Selama beberapa minggu terakhir, banyak pelanggan yang ingin menjual batangan emas SJC dengan satu huruf atau emas yang rusak di Saigon Jewelry Company (SJC) ditolak pembeliannya tanpa penjelasan yang jelas, sehingga menimbulkan kekhawatiran di kalangan pelanggan.
Pada pagi hari tanggal 1 Agustus, dengan menyamar sebagai pelanggan, seorang reporter dari surat kabar Nguoi Lao Dong menghubungi perusahaan SJC untuk menanyakan tentang penjualan batangan emas SJC yang penyok dan diberitahu oleh seorang karyawan bahwa perusahaan tersebut telah menangguhkan sementara pembelian jenis emas ini.
"Bukannya perusahaan tidak mau membeli kembali emas yang dibawa pelanggan untuk dijual, tetapi perusahaan belum memiliki informasi kapan Bank Negara akan membuka kembali pabriknya untuk membubuhkan cap ulang pada jenis emas ini," jelas karyawan tersebut.
Menurut riset kami, sebelumnya, untuk batangan emas dengan satu karakter, serta batangan emas penyok yang dibeli kembali oleh perusahaan SJC dari pasar dalam jumlah sekitar 1.000 tael, mereka akan meminta Bank Negara Vietnam untuk memproses ulang batangan emas tersebut.

Perusahaan SJC untuk sementara menangguhkan pembelian batangan emas SJC yang penyok dan batangan emas dengan penandaan satu huruf. (Foto: Surat Kabar Nguoi Lao Dong)
"Saat ini, terdapat sekitar 1.000 tael emas penyok dan batangan emas tipe 1 dalam persediaan yang belum diproses ulang, sehingga perusahaan sedang menunggu izin yang diperlukan. Segera setelah pemrosesan ulang selesai, perusahaan akan terus membeli jenis emas ini," tambah seorang karyawan SJC.
Batangan emas SJC dengan satu huruf adalah batangan emas dengan nomor seri yang terdiri dari satu huruf sebelum serangkaian angka, yang diproduksi bertahun-tahun yang lalu.

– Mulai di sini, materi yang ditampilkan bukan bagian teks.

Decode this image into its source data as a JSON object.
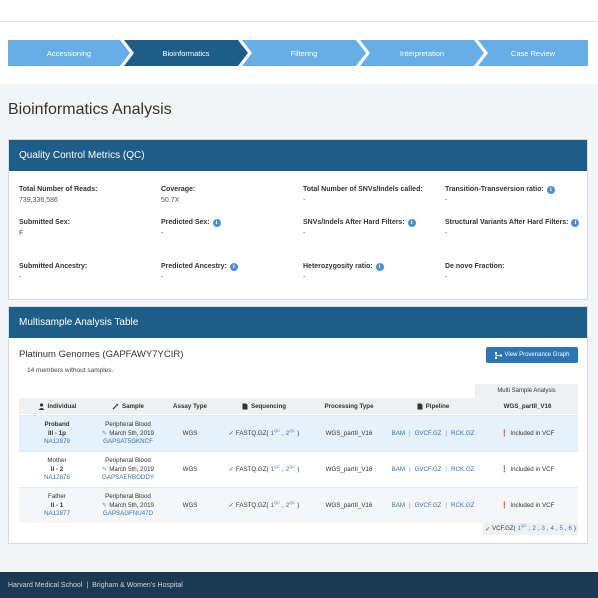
{
  "steps": [
    "Accessioning",
    "Bioinformatics",
    "Filtering",
    "Interpretation",
    "Case Review"
  ],
  "page_title": "Bioinformatics Analysis",
  "qc": {
    "title": "Quality Control Metrics (QC)",
    "items": [
      {
        "label": "Total Number of Reads:",
        "value": "739,336,586"
      },
      {
        "label": "Coverage:",
        "value": "50.7X"
      },
      {
        "label": "Total Number of SNVs/Indels called:",
        "value": "-"
      },
      {
        "label": "Transition-Transversion ratio:",
        "value": "-"
      },
      {
        "label": "Submitted Sex:",
        "value": "F"
      },
      {
        "label": "Predicted Sex:",
        "value": "-"
      },
      {
        "label": "SNVs/Indels After Hard Filters:",
        "value": "-"
      },
      {
        "label": "Structural Variants After Hard Filters:",
        "value": "-"
      },
      {
        "label": "Submitted Ancestry:",
        "value": "-"
      },
      {
        "label": "Predicted Ancestry:",
        "value": "-"
      },
      {
        "label": "Heterozygosity ratio:",
        "value": "-"
      },
      {
        "label": "De novo Fraction:",
        "value": "-"
      }
    ]
  },
  "ms": {
    "title": "Multisample Analysis Table",
    "family_title": "Platinum Genomes (GAPFAWY7YCIR)",
    "members_note": "14 members without samples.",
    "provenance_button": "View Provenance Graph",
    "group_header": "Multi Sample Analysis",
    "headers": {
      "individual": "Individual",
      "sample": "Sample",
      "assay": "Assay Type",
      "sequencing": "Sequencing",
      "processing": "Processing Type",
      "pipeline": "Pipeline",
      "wgs": "WGS_partII_V16"
    },
    "rows": [
      {
        "relation": "Proband",
        "generation": "III - 1p",
        "individual_id": "NA12879",
        "sample_type": "Peripheral Blood",
        "sample_date": "March 5th, 2019",
        "sample_id": "GAPSAT5GKNCF",
        "assay": "WGS",
        "seq_file": "FASTQ.GZ(",
        "seq_1": "1",
        "seq_2": "2",
        "qc": "QC",
        "processing": "WGS_partII_V16",
        "pipeline": [
          "BAM",
          "GVCF.GZ",
          "RCK.GZ"
        ],
        "vcf_status": "Included in VCF"
      },
      {
        "relation": "Mother",
        "generation": "II - 2",
        "individual_id": "NA12878",
        "sample_type": "Peripheral Blood",
        "sample_date": "March 5th, 2019",
        "sample_id": "GAPSAERBODDY",
        "assay": "WGS",
        "seq_file": "FASTQ.GZ(",
        "seq_1": "1",
        "seq_2": "2",
        "qc": "QC",
        "processing": "WGS_partII_V16",
        "pipeline": [
          "BAM",
          "GVCF.GZ",
          "RCK.GZ"
        ],
        "vcf_status": "Included in VCF"
      },
      {
        "relation": "Father",
        "generation": "II - 1",
        "individual_id": "NA12877",
        "sample_type": "Peripheral Blood",
        "sample_date": "March 5th, 2019",
        "sample_id": "GAPSAGFNU47D",
        "assay": "WGS",
        "seq_file": "FASTQ.GZ(",
        "seq_1": "1",
        "seq_2": "2",
        "qc": "QC",
        "processing": "WGS_partII_V16",
        "pipeline": [
          "BAM",
          "GVCF.GZ",
          "RCK.GZ"
        ],
        "vcf_status": "Included in VCF"
      }
    ],
    "vcf_summary": {
      "prefix": "VCF.GZ(",
      "first": "1",
      "qc": "QC",
      "others": [
        "2",
        "3",
        "4",
        "5",
        "6"
      ],
      "suffix": ")"
    }
  },
  "footer": {
    "left": "Harvard Medical School",
    "divider": "|",
    "right": "Brigham & Women's Hospital"
  },
  "colors": {
    "step_active": "#1e5d88",
    "step_inactive": "#67aee6",
    "panel_header": "#1e5d88",
    "link": "#2d75b5",
    "footer": "#1b3a52"
  }
}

Keputusan Presiden Nomor 24/2012/ND-CP tentang pengelolaan pasar emas secara jelas menetapkan bahwa "Negara memiliki monopoli atas produksi emas batangan, ekspor emas mentah, dan impor emas mentah untuk produksi emas batangan."
Oleh karena itu, sejak Dekrit 24, negara, melalui Bank Negara Vietnam, memiliki monopoli atas produksi, impor, dan ekspor emas mentah... tidak ada organisasi atau individu yang diizinkan untuk memproduksi batangan emas, termasuk perusahaan SJC.
Setiap tahun, perusahaan SJC membeli batangan emas yang rusak dari pasar, memperoleh izin dari Bank Negara untuk memproses ulang batangan tersebut, dan kemudian menjualnya kembali ke pasar.
Surat kabar Nguoi Lao Dong telah menghubungi Bank Negara Vietnam terkait informasi di atas dan sedang menunggu tanggapan.